Abarim Publications' online Biblical Hebrew Dictionary
קדר
The verb קדר (qadar) means to be or become dark, whether of appearance or of mood (Micah 3:6, Jeremiah 4:28).
There are a few verbs that either mean darkness or have to do with it, and there are also quite a few bearing a meaning of glumness. Our verb קדר (qadar) essentially seems to denote a dishevelment; a person would have his clothes dirty and in disarray, and this typically either caused by a state of grief or designed to demonstrate it (Jeremiah 8:21). Heavenly bodies would lose their shine, go dim or dark all together (Jeremiah 4:28, Joel 2:10). Job mentions a brook to be in this state (turbid) because of ice (Job 6:16).
The Arabic cognate means to be dirty, in later Hebrew texts it means to show gloom, and in the Aramaic of the Targum it means to be dark.

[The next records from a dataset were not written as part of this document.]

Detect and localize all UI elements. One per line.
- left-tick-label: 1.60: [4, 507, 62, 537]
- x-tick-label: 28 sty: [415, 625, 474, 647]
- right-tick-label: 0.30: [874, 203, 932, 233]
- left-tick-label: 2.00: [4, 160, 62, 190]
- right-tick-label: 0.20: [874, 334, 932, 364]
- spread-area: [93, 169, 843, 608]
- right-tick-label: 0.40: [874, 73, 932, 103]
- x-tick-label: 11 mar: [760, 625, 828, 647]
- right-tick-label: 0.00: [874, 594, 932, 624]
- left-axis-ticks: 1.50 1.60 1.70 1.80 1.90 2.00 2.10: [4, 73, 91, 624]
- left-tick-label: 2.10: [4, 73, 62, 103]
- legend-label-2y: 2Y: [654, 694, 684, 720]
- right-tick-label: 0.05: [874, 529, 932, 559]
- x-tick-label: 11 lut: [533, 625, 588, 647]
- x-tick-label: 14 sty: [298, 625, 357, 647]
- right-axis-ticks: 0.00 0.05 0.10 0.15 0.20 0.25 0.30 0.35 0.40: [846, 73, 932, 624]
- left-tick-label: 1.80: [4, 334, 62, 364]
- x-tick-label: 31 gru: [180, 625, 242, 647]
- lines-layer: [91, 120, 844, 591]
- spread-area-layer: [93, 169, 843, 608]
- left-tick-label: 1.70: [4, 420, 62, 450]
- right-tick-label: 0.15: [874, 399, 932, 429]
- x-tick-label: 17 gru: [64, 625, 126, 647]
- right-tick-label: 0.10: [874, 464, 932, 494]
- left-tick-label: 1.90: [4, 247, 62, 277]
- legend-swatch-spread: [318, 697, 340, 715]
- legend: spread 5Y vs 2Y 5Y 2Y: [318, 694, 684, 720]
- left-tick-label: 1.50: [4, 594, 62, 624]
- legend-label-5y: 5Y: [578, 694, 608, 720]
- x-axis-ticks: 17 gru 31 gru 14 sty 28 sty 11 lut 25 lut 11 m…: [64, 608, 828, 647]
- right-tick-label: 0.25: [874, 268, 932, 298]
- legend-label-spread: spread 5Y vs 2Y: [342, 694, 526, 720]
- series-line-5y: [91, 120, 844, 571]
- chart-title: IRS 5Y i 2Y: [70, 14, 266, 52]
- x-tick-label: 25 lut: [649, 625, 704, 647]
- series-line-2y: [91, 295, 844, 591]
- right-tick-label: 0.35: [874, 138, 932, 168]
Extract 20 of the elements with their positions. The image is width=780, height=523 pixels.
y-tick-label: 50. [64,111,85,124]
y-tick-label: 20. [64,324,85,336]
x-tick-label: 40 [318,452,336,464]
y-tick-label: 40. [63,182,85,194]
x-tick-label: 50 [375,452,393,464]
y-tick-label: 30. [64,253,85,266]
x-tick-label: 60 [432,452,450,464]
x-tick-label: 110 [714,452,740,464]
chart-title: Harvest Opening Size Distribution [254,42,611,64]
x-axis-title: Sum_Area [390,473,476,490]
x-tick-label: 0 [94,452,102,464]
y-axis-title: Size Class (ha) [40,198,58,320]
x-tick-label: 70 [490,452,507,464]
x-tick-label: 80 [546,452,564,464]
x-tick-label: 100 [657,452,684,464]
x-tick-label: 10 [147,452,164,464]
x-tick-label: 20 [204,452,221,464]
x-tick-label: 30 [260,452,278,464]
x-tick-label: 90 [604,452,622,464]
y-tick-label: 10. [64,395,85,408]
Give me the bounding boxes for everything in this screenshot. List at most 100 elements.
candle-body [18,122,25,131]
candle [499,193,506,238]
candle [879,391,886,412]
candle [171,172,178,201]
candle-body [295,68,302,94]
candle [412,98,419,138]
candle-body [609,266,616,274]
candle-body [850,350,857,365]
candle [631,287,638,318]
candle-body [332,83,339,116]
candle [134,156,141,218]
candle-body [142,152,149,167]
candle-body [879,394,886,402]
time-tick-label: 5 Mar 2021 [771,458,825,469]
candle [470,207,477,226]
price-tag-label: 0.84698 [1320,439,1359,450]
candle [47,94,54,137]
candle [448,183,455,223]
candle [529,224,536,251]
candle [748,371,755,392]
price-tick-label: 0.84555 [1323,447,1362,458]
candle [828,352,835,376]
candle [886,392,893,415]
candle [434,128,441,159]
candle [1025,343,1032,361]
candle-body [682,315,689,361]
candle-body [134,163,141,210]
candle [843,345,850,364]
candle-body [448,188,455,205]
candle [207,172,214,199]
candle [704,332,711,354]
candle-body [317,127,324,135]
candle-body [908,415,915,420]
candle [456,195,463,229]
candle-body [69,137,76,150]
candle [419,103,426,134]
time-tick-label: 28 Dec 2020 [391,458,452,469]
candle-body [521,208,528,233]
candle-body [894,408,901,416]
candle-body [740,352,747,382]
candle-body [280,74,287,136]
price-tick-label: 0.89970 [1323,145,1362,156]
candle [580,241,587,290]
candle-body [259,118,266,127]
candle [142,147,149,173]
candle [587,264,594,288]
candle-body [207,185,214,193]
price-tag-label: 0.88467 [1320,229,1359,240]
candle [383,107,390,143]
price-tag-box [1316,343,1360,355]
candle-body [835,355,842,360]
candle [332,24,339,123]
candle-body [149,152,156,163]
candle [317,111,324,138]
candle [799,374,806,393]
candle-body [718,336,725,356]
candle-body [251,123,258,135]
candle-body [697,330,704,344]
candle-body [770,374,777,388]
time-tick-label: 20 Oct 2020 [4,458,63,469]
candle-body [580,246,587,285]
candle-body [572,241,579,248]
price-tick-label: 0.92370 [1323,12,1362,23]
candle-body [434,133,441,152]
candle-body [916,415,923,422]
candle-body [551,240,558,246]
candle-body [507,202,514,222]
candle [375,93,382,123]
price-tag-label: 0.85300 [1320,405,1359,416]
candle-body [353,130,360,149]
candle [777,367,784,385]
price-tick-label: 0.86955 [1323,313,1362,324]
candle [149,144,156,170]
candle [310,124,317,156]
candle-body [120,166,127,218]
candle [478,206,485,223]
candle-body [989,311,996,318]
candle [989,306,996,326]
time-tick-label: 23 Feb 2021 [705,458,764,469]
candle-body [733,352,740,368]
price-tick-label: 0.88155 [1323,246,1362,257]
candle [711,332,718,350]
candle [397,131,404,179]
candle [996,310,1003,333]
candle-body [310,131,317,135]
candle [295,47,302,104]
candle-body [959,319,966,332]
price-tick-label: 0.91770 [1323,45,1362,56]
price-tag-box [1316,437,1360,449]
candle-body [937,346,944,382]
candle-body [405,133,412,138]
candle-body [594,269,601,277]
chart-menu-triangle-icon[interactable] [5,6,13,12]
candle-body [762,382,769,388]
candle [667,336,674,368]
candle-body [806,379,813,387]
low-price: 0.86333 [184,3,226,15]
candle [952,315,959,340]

HAW insists that "darkness denotes the whole range of what is harmful or evil," but this is simplifying a complex matter into a fallacy. Some of the greatest events in Scripture are accompanied by darkness: the creation (Genesis 1:2), the Abrahamic covenant (Genesis 14:12), even the crucifixion (Matthew 27:45). The Bible isn't a simple bi-polar story of good and bad, but displays a highly dynamic but mono-polar system of evolution. All things come from God (Isaiah 45:7), and all things work for good to those who love God (Romans 8:28).
And that makes Song of Solomon 4:7 all the more beautiful (while it should probably also be stressed that the bride is not sad that she is black, but rather ashamed of the fact that she has to slave in the field, and that she is not as pretty as she might have been if the sun hadn't burned her skin).
This verb is often used in connection with the end times, when the sun will grow dark and people will mourn (Isaiah 13:10, Zephaniah 1:15).
Derivatives of this verb are
- The feminine noun קדרות (qadrut), meaning darkness. This noun is used only in Isaiah 50:3.
- The adverb קדר (qedorannit), meaning mourners. This word is used only in Malachi 3:14.